Officials say there are no reported illnesses tied to these products, but the recall was issued because the manufacturer could not assure sterility. The FDA labeled the action a Class II recall, meaning use of the products may cause temporary health effects but serious outcomes are unlikely.
Recalled products
– Sterile Eye Drops AC
– Eye Drops Advanced Relief
– Dry Eye Relief Eye Drops
– Ultra Lubricating Eye Drops
– Sterile Eye Drops Original Formula
– Sterile Eye Drops Redness Lubricant
– Sterile Eye Drops Soothing Tears
– Artificial Tears Sterile Lubricant Eye Drops
Consumers who have any of the listed products are advised to stop using them and discard them. CVS said the four items it sold were discontinued nearly a year ago and that customers can return affected products for a refund. Other retailers are managing the recall and directing customers on next steps.
Experts emphasize that while no infections have been reported, recalls can undermine public confidence in medications. Gary Novack, PhD, a clinical professor and ophthalmic product consultant, noted that the recall reflects uncertainty — the manufacturer reported a sterility issue, but there’s no confirmed contamination or identified microbe. Sylvia Groth, MD, an ophthalmologist and medical director, said recalls worry clinicians because they can erode trust and complicate future treatment recommendations.
Prescription eye drops are not included in this recall; patients should continue using prescribed medications for glaucoma, dry eye, infections or other conditions unless told otherwise.
Background and risk factors
Health officials point to past incidents where contaminated eye drops caused serious infections. A 2023 outbreak linked to tainted eye drops led to more than 80 infections and four deaths in the U.S.; investigations found contamination with antibiotic-resistant Pseudomonas aeruginosa and manufacturing lapses. Experts have noted that temporary pauses in FDA inspections during the COVID-19 pandemic may have allowed some manufacturing problems to go undetected.
Signs of possible eye infection
If you used one of the recalled products and develop symptoms, seek medical attention. Watch for:
– Eye discharge
– Pain or discomfort
– Redness or inflammation
– Blurry or decreased vision
Those symptoms can also reflect allergies or other noninfectious conditions, so monitor how symptoms evolve and consult a clinician if they worsen or do not improve. Contact lens wearers are at higher risk for complications because lenses can cause small abrasions and harbor bacteria.
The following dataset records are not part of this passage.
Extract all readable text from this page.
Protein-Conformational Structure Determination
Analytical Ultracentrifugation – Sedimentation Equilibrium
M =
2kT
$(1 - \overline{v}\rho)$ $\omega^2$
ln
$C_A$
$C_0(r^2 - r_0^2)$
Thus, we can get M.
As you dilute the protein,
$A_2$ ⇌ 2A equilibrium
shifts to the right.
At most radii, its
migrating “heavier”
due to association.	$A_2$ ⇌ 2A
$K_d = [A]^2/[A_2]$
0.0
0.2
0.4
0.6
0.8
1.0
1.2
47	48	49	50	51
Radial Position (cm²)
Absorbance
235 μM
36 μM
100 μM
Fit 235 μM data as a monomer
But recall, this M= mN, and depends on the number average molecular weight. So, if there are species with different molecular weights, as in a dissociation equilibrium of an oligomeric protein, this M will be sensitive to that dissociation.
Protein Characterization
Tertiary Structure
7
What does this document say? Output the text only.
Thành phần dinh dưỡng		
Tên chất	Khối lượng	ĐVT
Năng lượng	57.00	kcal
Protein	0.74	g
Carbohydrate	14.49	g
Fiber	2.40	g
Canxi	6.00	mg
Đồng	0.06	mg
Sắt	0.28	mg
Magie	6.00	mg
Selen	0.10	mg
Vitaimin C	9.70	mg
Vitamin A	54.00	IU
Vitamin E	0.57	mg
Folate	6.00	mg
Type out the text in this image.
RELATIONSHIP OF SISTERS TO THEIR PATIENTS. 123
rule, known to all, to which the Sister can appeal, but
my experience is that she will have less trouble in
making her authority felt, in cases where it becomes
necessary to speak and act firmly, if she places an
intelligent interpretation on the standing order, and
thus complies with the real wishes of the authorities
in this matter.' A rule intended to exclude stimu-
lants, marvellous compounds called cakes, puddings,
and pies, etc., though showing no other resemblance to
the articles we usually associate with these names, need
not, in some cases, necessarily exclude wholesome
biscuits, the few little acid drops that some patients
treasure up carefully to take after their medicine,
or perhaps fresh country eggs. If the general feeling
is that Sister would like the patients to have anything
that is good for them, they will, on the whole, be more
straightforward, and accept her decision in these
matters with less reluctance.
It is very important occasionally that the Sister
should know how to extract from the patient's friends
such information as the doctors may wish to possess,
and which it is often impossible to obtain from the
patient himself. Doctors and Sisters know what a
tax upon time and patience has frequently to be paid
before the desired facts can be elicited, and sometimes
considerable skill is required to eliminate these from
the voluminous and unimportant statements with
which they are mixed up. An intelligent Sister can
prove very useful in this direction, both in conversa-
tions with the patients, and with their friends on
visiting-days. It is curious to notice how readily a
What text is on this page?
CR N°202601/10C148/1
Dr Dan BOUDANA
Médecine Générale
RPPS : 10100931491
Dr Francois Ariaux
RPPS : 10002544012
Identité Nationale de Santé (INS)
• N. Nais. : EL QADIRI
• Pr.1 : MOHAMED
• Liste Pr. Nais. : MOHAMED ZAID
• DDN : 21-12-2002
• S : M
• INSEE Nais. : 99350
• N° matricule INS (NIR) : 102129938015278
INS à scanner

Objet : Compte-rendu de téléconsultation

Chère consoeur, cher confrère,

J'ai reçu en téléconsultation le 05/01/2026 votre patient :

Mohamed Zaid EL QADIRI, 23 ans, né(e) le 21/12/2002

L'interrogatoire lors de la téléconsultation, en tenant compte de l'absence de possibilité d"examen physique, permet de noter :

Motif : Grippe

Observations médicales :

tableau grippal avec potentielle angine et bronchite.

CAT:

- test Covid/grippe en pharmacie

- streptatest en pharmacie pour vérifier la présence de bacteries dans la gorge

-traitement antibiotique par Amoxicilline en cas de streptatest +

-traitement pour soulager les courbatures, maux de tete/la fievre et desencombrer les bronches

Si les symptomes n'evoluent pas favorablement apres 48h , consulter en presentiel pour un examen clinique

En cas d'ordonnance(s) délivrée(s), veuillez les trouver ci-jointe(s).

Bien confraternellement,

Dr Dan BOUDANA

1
How to reduce risk when using eye drops
– Wash your hands before applying drops.
– Avoid letting the tip of the bottle touch your eye, eyelashes or any surface.
– Discard single-use vials immediately after use.
– Choose reputable brands or follow a doctor’s recommendation.
If you’re concerned you may have used a recalled product or are experiencing symptoms, contact your healthcare provider or local pharmacy for guidance.